Die Bedienung des MPS-750X macht Spaß. Die sechs Fader, mit denen man Kick, Snare, Toms, Crash, Ride und HiHat direkt in der Lautstärke anpassen kann, sind sehr praktisch. Sie sollten jedoch mit Bedacht genutzt werden, denn nicht alles lässt sich einfach über die Lautstärke regeln. Vieles hängt auch vom spielerischen Können ab. Wenn eine HiHat im Mix zu laut erscheint, stellt sich die Frage: Spiele ich sie leiser oder greife ich zum Fader?
Yamaha DTX432K
Das Yamaha DTX432K siedelt sich mit 549,- Euro preislich über dem Millenium MPS-750X an.
Bei diesem E-Drumset gibt es ausschließlich Mono-Pads. Snare- und Tom-Pads bestehen hier nicht aus Mesh, sondern aus Gummi und diese Gummi-Pads haben sich im Laufe der Zeit als einer weniger gut geeignete Oberfläche für Drumpads erwiesen. Hinzu kommt eine sehr kleine Auswahl an Kits.
Außerdem besitzt das Modul kein Display. Die Bedienung beschränkt sich dadurch auf das Nötigste. Auf den ersten Blick sichtbar ist vor allem die Auswahl der Kits, nicht jedoch deren Bearbeitungsmöglichkeiten.

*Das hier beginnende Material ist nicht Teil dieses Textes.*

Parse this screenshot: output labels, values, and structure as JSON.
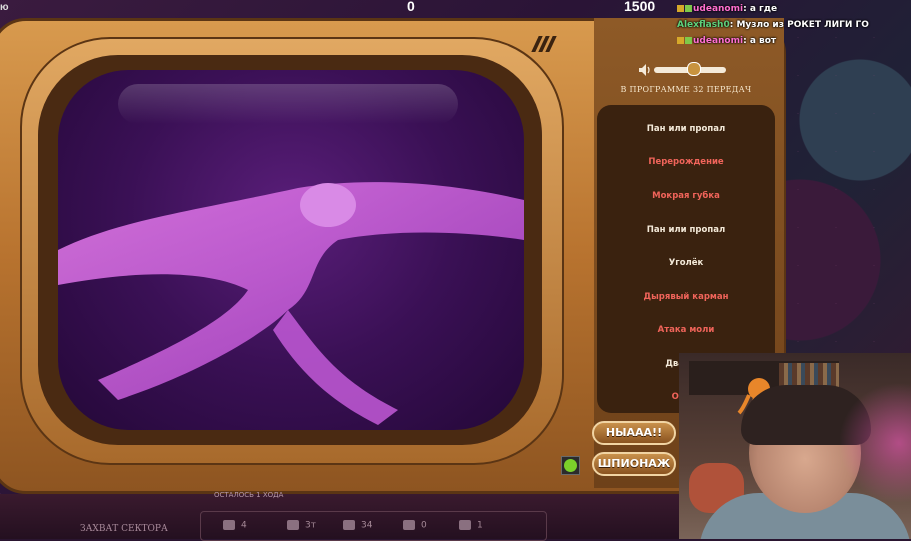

Die Samples klingen zwar dynamisch, stechen jedoch in ihrer Preisklasse nicht besonders hervor. Damit ist das DTX432K im Vergleich zu den anderen Kits im Test nicht konkurrenzfähig.
Roland TD-07
Das teuerste Kit aus unserem Vergleichstest „E-Drums bis 800,- Euro“ ist das Roland TD-07 Kit. Es bietet:
- 1× 8″ Kick
- 1× 8″ Snare (2-zonig)
- 3× 6″ Toms (1-zonig)
- 1× 10″ Crash-Becken (2-zonig)
- 1× 10″ Ride (2-zonig)
- 1× 10″ HiHat mit dediziertem Fuß-Controller
Für einen Preis von 700,- Euro bietet das TD-07 als Einsteiger-Kit der V-Drum-Reihe einen entscheidenden Vorteil: Die Dynamikansprache. Rolls, Ghostnotes und Swells werden von diesem Kit ein klein wenig besser dargestellt als bei seinen Konkurrenten.
Ob es einem den merklichen Aufpreis für ein Drum-Kit wert ist, das schlechter ausgestattet ist, als das günstigste Kit in unserem Testbericht, sollte man sich genau überlegen. Denn auch das Alesis-Kit sowie die Millenium-Modelle verfügen über MIDI-Anschlüsse und können somit mit entsprechender Software klanglich deutlich aufgewertet werden.
Gleichzeitig bewegt es sich im selben Preissegment wie das Alesis Nitro Pro. Dieses bietet – bei nur geringfügig unterlegenem Dynamikumfang – größere und optisch ansprechendere Pads, deren Snare und Toms zudem über zwei Zonen verfügen. Eine Lizenz für den Software-Drummer BFD 3.5 ist ebenfalls enthalten.

































Hier wird sich ja sonst gerne über den Gebrauch von KI für die Titelbilder beschwert.
Dieses hier finde ich sensationell 🤘
War in den 90ern großer Transformers Fan.
Ich habe mich von Anfang an an Roland gehalten. Dachte, ich fange mit was amtlichen an, dafür mit weniger Umfang. Und dann rüste ich Stück für Stück auf.
Hab nicht bedacht, dass die Setpreise bei Roland deutlich unter den Stückpreisen liegen. Und auch gebraucht findet man seltener Eizelteile.
Wäre also deutlich teurer gekommen mich einzeln hoch zu kaufen.
Als dann mal gebraucht ein gutes Angebot für ein TD-27KV da war, hab ich zugeschlagen. Bin noch immer glücklich damit.
@zwiefelpunc Ich bin immer bei DDrum geblieben…Modul mit MIDI-out zum Rechner mit BFD drauf plus Gußeisen-Kessel, dazu Yamaha-Beckenpads…preiswert, priceless.
@zwiefelpunc Ich gebe dein Lob an den Grafiker weiter. Er hat lange gewerkelt, damit das so aussieht.